It’s always been one owned one leased, which makes since the leased one would be the one that is most advantageous to Dish and the one the system will automatically choose to charge the highest fee against.
The problem is that the fee for a leased one is exactly the same, regardless of whether it is the primary or secondary one. If it is the primary, then it gets charged the DVR fee. If it is the secondary, it gets charged the leased receiver fee. Either way, that would be $15. So, Dish's billing system may not have been set up to distinguish between the two Hopper 3's (giving one priority over the other) since prior to this year's changes, it made absolutely no difference as far as the amount being billed.
However, the situation unique to the Hopper 3 is that Dish
required the second Hopper 3 to be purchased. So, everybody with two Hopper 3's is going to have at least one purchased one.
If Dish's billing system
is set up to give one type of receiver (leased or owned) a priority, then the system may have been set up to automatically make the purchased one the primary receiver. This may have made sense to Dish at the time, since the leased one would be seen as a secondary one that can be removed at any time and returned to Dish, while the purchased one is yours to keep. However, such a system would result in the billing issue being reported in this thread. Such logic would also be the exact opposite of how most people with purchased receivers likely use them, as they would prefer to remove and add the purchased receiver at will in order to avoid the requirement to return it. However, as I stated, most people with purchased Hopper 3's probably did not specifically purchase it because of the convenience of wanting to be able to remove it at any time. Rather, they wanted to have two Hopper 3's and keep them active all of the time, but simply were not allowed to lease both of them.
The billing issue also gets more tricky, and may in fact be unique to just the Hopper 3, since the Hopper 3 has always had the $15 DVR fee. Other models of Hopper have gone through more than one round of grandfathering. So, the DVR fee for those models will vary, depending on when you first signed up or switched to using that model. Therefore, Dish would have more reason to pay attention and be careful about which one of those Hoppers is the primary, due to the DVR fee grandfathering. Again, before this year's changes, it never made any difference as far as the Hopper 3 was concerned. (The other Hopper model with no such grandfathering to worry about is the Hopper Duo with its $10 DVR fee.

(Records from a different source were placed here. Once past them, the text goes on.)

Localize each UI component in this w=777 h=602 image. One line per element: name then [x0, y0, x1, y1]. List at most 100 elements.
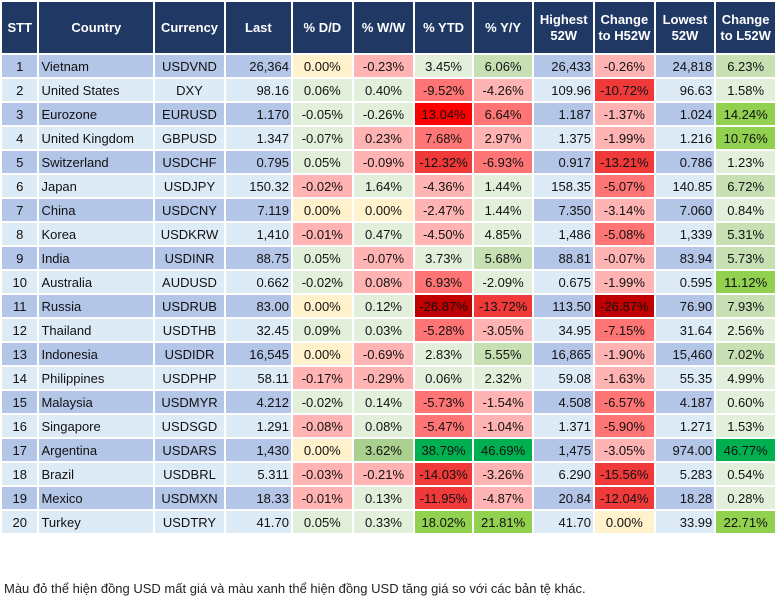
- cell-currency: USDKRW: [153, 221, 226, 247]
- header-currency: Currency: [153, 0, 226, 55]
- cell-l52: 18.28: [653, 485, 717, 511]
- cell-l52: 1,339: [653, 221, 717, 247]
- cell-dd: 0.00%: [291, 53, 354, 79]
- cell-country: Japan: [37, 173, 156, 199]
- cell-currency: USDBRL: [153, 461, 226, 487]
- cell-last: 1,430: [223, 437, 294, 463]
- cell-h52: 7.350: [532, 197, 596, 223]
- cell-h52: 0.675: [532, 269, 596, 295]
- fx-table: STT Country Currency Last% D/D% W/W% YTD% Y…: [0, 0, 777, 535]
- cell-yy: -1.04%: [471, 413, 535, 439]
- cell-h52: 1,475: [532, 437, 596, 463]
- cell-chl: 10.76%: [714, 125, 777, 151]
- cell-country: Eurozone: [37, 101, 156, 127]
- cell-yy: 4.85%: [471, 221, 535, 247]
- table-row: 2 United States DXY 98.16 0.06% 0.40% -9.52% -4…: [0, 77, 777, 103]
- cell-l52: 7.060: [653, 197, 717, 223]
- cell-ytd: 13.04%: [413, 101, 474, 127]
- cell-ytd: -4.50%: [413, 221, 474, 247]
- cell-currency: USDARS: [153, 437, 226, 463]
- cell-h52: 6.290: [532, 461, 596, 487]
- cell-ww: 0.47%: [351, 221, 416, 247]
- cell-stt: 18: [0, 461, 40, 487]
- cell-ww: -0.09%: [351, 149, 416, 175]
- header-stt: STT: [0, 0, 40, 55]
- cell-country: China: [37, 197, 156, 223]
- cell-ww: 0.08%: [351, 413, 416, 439]
- cell-ytd: 18.02%: [413, 509, 474, 535]
- cell-ww: 0.00%: [351, 197, 416, 223]
- cell-ytd: -5.28%: [413, 317, 474, 343]
- cell-chh: -1.37%: [593, 101, 656, 127]
- header-h52: Highest 52W: [532, 0, 596, 55]
- cell-chh: -7.15%: [593, 317, 656, 343]
- cell-currency: USDRUB: [153, 293, 226, 319]
- cell-currency: USDCHF: [153, 149, 226, 175]
- cell-l52: 15,460: [653, 341, 717, 367]
- cell-yy: -2.09%: [471, 269, 535, 295]
- table-row: 3 Eurozone EURUSD 1.170 -0.05% -0.26% 13.04% 6.…: [0, 101, 777, 127]
- cell-country: Thailand: [37, 317, 156, 343]
- cell-ww: -0.07%: [351, 245, 416, 271]
- cell-h52: 1.371: [532, 413, 596, 439]
- table-row: 19 Mexico USDMXN 18.33 -0.01% 0.13% -11.95% -4.…: [0, 485, 777, 511]
- cell-l52: 83.94: [653, 245, 717, 271]
- cell-yy: 2.97%: [471, 125, 535, 151]
- cell-h52: 1.187: [532, 101, 596, 127]
- cell-ww: 0.12%: [351, 293, 416, 319]
- cell-stt: 9: [0, 245, 40, 271]
- cell-stt: 7: [0, 197, 40, 223]
- cell-last: 1.347: [223, 125, 294, 151]
- cell-chl: 6.72%: [714, 173, 777, 199]
- cell-l52: 55.35: [653, 365, 717, 391]
- cell-chh: -5.08%: [593, 221, 656, 247]
- cell-l52: 1.216: [653, 125, 717, 151]
- cell-ytd: 7.68%: [413, 125, 474, 151]
- cell-currency: DXY: [153, 77, 226, 103]
- cell-chh: -13.21%: [593, 149, 656, 175]
- cell-currency: EURUSD: [153, 101, 226, 127]
- cell-chl: 2.56%: [714, 317, 777, 343]
- cell-chl: 0.84%: [714, 197, 777, 223]
- cell-chl: 1.58%: [714, 77, 777, 103]
- cell-chl: 5.73%: [714, 245, 777, 271]
- cell-ytd: 0.06%: [413, 365, 474, 391]
- cell-chh: -15.56%: [593, 461, 656, 487]
- cell-yy: -4.87%: [471, 485, 535, 511]
- table-body: 1 Vietnam USDVND 26,364 0.00% -0.23% 3.45% 6.06…: [0, 53, 777, 535]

However, the Hopper Duo is also not subject to any discount toward the fee for a secondary purchased one, as already discussed earlier in this thread.)
Now, we get to those customers who are set up with a $5 discount toward that DVR fee, due to agreeing to a two-year contract. That discount naturally would have been applied to the primary receiver, since that was the one with the DVR fee. However, as I speculated above, the purchased receiver may have been set up as the primary by default. The problem with this year's purchased receiver fee discounts is that it
should have switched the leased receiver to being the primary, since it would now be the one with the highest fee. Unfortunately, if Dish's system still has the $5 discount tied to the
purchased receiver (which should now only be $5) then that would result in effectively a $0 fee for a
secondary receiver. (Also, the system would now be trying to apply a DVR fee discount to a specific receiver that is now no longer being charged a DVR fee, due to being switched to being the secondary receiver.) Dish's system would then see this as an error, and switch the priority back the other way. This gives the purchased receiver a high enough fee (and the proper type of fee) to qualify for the DVR fee discount, but also results in the secondary receiver (the leased one) being the one that is now subject to the higher $15 fee. (Again, this is similar to the Hopper Duo situation I mentioned above, where the primary Hopper Duo has a $10 DVR fee, but the purchased secondary Hopper Duo still has a $15 fee.)
As I speculated in previous posts, taking one of the problematic receivers completely off of your account, and replacing it with a different Hopper that has never been tied to your account, may be the only way to get Dish's billing for your account to reset, so that you are then charged properly going forward.